Pertama kali aku berkenalan dengan gadis bernama lengkap Maysarah itu, ketika ia menawarkan rokok. Waktu itu aku tengah makan di sebuah kafe bersama teman-temanku.


Gadis berpakaian hitam dan rok super pendek itu, membangkitkan hasratku. Apalagi ketika berbicara, suara manjanya membuat rasa rindu untuk selalu bertemu.


Berbeda dengan Marissa yang bicara saja selalu ditata dan sedikit kaku menurutku.
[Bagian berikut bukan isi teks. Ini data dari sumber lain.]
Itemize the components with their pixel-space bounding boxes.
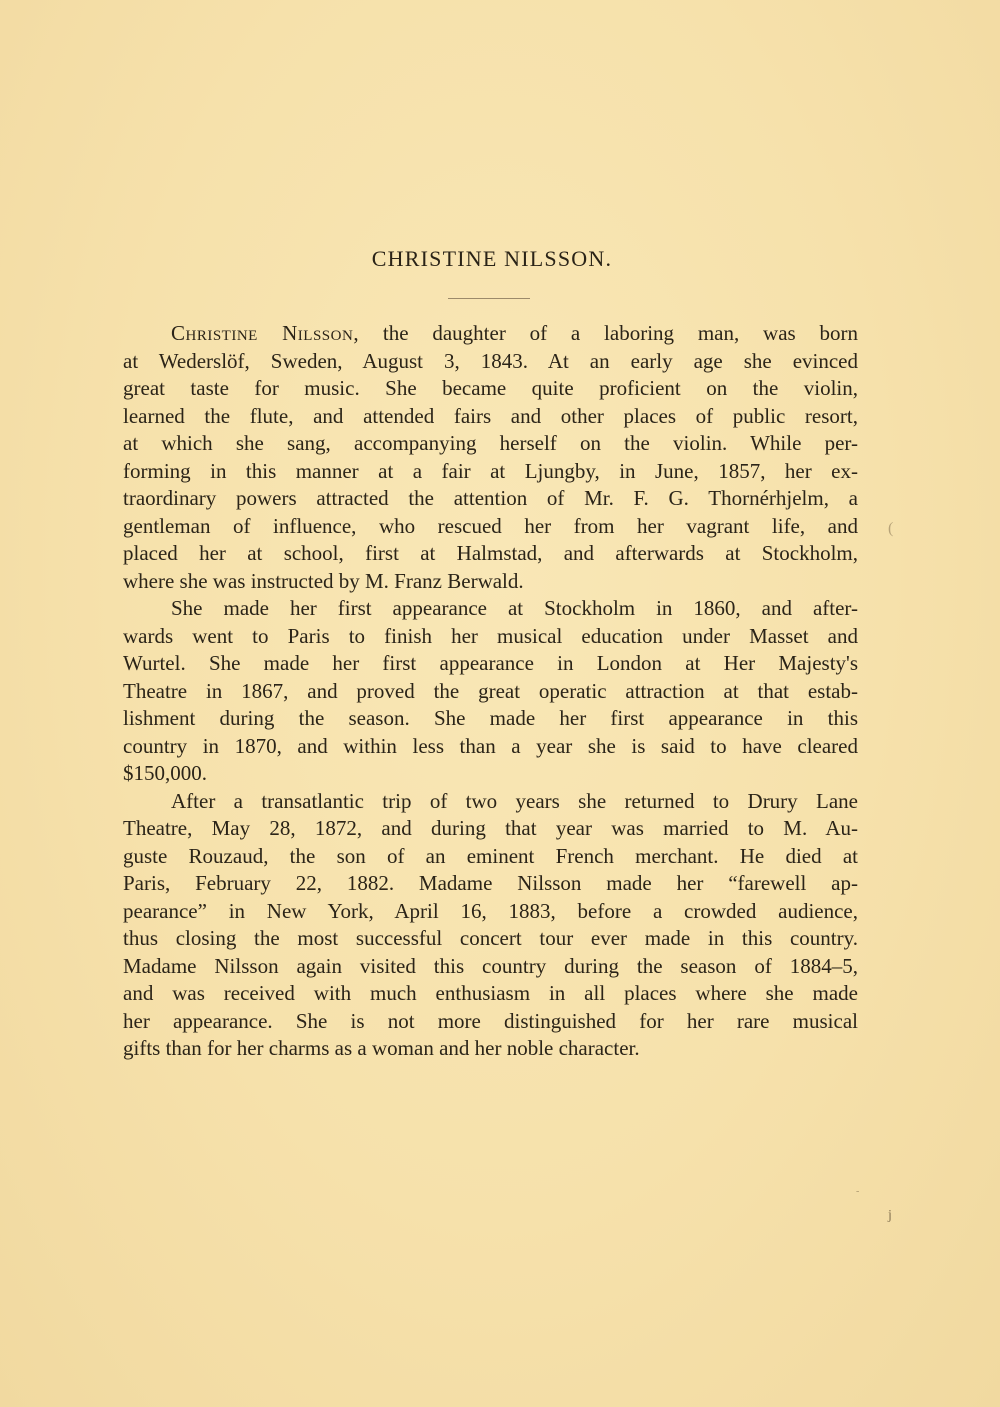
title-divider-rule [448,298,530,299]
paragraph-2: She made her first appearance at Stockho… [123,595,858,788]
text-line: thus closing the most successful concert… [123,925,858,953]
book-page: CHRISTINE NILSSON. Christine Nilsson, th… [0,0,1000,1407]
text-line: traordinary powers attracted the attenti… [123,485,858,513]
text-line: Christine Nilsson, the daughter of a lab… [123,320,858,348]
margin-mark: ( [888,520,893,538]
text-line: at Wederslöf, Sweden, August 3, 1843. At… [123,348,858,376]
text-line: forming in this manner at a fair at Ljun… [123,458,858,486]
text-line: Theatre in 1867, and proved the great op… [123,678,858,706]
page-title: CHRISTINE NILSSON. [0,246,984,272]
text-line: learned the flute, and attended fairs an… [123,403,858,431]
text-line: Theatre, May 28, 1872, and during that y… [123,815,858,843]
text-line: Wurtel. She made her first appearance in… [123,650,858,678]
text-line: and was received with much enthusiasm in… [123,980,858,1008]
text-line: wards went to Paris to finish her musica… [123,623,858,651]
text-line: gentleman of influence, who rescued her … [123,513,858,541]
biography-body: Christine Nilsson, the daughter of a lab… [123,320,858,1063]
margin-mark: - [856,1186,859,1197]
text-line: gifts than for her charms as a woman and… [123,1035,858,1063]
text-line: placed her at school, first at Halmstad,… [123,540,858,568]
lead-name-smallcaps: Christine Nilsson, [171,321,359,345]
text-line: pearance” in New York, April 16, 1883, b… [123,898,858,926]
text-line: She made her first appearance at Stockho… [123,595,858,623]
text-line: country in 1870, and within less than a … [123,733,858,761]
paragraph-3: After a transatlantic trip of two years … [123,788,858,1063]
paragraph-1: Christine Nilsson, the daughter of a lab… [123,320,858,595]
text-line: After a transatlantic trip of two years … [123,788,858,816]
text-line: Madame Nilsson again visited this countr… [123,953,858,981]
text-line: Paris, February 22, 1882. Madame Nilsson… [123,870,858,898]
text-line: great taste for music. She became quite … [123,375,858,403]
text-line: at which she sang, accompanying herself … [123,430,858,458]
text-line: lishment during the season. She made her… [123,705,858,733]
text-line: guste Rouzaud, the son of an eminent Fre… [123,843,858,871]
text-line: where she was instructed by M. Franz Ber… [123,568,858,596]
text-line: her appearance. She is not more distingu… [123,1008,858,1036]
margin-mark: j [888,1208,892,1224]
text-line: $150,000. [123,760,858,788]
Berita kehamilan Sarah, akhirnya memaksa agar aku harus bertanggung jawab untuk menikahinya. Ibu yang sudah sangat ingin menggendong cucu, tidak menolak ketika aku mengatakan akan menjadikan Sarah sebagai istri siriku. Maklum saja, di usia pernikahan yang sudah menginjak enam tahun, belum ada tanda-tanda Marissa akan hamil. Padahal entah sudah berapa banyak biaya yang dihabiskan untuk program kehamilannya. Yang terakhir, Marissa harus menghabiskan uang tujuh puluh delapan juta, untuk biaya bayi tabung.


Maafkan aku, Marissa. Aku sudah telanjur nyaman bersama Sarah. Semoga kelak kamu mau menerima dia menjadi madumu.